Re:security through obscurity, again? (Score:2)
Re:security through obscurity, again? (Score:2, Informative)
I agree that there is no "magical waiting period or re-try time period". However, by forcing the spammer to re-run through their spam list, their life has been made a little harder, they have been forced to be a little more visible, we have pushed them to use more resources (hopefully hitting them in the wallet), and we have forced them to do something that, BY ITSELF, can be used as a spam indicator. As I mentioned in another post, I rarely get duplicate emails fro
Re:security through obscurity, again? (Score:2)
They can code around the retry-period for grey-listing mail agents.

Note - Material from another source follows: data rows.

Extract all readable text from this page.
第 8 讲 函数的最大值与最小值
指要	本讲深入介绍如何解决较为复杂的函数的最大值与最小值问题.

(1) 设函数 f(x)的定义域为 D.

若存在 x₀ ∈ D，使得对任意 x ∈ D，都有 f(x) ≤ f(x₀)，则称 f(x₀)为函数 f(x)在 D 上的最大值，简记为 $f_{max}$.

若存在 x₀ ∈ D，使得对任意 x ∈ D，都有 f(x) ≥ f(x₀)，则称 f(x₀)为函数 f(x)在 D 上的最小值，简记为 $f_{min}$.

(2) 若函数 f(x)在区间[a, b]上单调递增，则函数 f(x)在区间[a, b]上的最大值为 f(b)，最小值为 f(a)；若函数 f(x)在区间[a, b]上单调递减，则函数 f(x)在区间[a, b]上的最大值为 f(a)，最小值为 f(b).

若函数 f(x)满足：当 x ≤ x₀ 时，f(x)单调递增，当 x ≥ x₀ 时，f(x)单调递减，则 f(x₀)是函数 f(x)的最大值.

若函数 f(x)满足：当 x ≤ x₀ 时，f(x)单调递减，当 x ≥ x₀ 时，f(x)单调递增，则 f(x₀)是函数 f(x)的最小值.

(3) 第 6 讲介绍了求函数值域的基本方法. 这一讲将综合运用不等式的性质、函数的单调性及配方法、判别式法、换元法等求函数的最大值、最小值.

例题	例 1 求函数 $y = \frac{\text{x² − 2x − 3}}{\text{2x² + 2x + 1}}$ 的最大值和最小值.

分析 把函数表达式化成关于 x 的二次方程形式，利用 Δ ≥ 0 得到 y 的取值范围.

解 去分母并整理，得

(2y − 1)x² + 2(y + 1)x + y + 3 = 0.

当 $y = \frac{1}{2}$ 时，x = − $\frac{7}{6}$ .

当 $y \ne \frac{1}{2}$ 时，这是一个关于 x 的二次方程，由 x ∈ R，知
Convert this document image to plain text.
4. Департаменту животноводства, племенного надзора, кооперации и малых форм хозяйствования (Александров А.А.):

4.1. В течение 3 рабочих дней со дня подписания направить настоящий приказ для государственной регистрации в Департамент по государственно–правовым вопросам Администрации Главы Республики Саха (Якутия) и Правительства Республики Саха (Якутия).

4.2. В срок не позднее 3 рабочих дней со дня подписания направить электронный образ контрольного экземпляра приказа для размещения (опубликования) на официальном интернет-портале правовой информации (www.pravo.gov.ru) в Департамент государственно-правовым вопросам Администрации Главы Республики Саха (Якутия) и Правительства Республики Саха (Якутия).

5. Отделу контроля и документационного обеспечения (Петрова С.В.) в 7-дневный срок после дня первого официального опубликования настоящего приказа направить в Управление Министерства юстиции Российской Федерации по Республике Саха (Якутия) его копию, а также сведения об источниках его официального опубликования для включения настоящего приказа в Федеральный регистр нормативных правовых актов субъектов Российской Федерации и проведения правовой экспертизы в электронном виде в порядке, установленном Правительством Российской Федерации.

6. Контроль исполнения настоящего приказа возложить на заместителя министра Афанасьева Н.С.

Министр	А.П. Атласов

By then the honeypot mail agents will already have the email, and during the retry period the FTC can try to find the server for the contact URL or the phone number, and put a wire-tap on it.
Re:security through obscurity, again? (Score:4, Interesting)
Yeah, spammers are so clever. Well, the fact is if for every one of these "smart" (yeah, right) spammers who has the help of a network consultant that will work around greylisting there are 5 dumbasses who don't (and I think I'm being generous there), then if I greylist I'd think over 80% of my spam problem would be eliminated. What's wrong with that? What's to "get"? Looking through headers I see the same bulk mailers used over the years, probably passed around as warez in spammer circles.
Re:security through obscurity, again? (Score:3, Informative)
Well, the fact is if for every one of these "smart" (yeah, right) spammers who has the help of a network consultant that will work around greylisting there are 5 dumbasses who don't
This does fuck all when your one spamking is responsible for 80% of the SPAM (by volume.
Re:security through obscurity, again? (Score:2)
Re:security through obscurity, again? (Score:1)
Lots of the fools paying for the smart spam tools are too dumb to configure it. Eliminate those turkeys, and it will reduce the amount of spam significantly.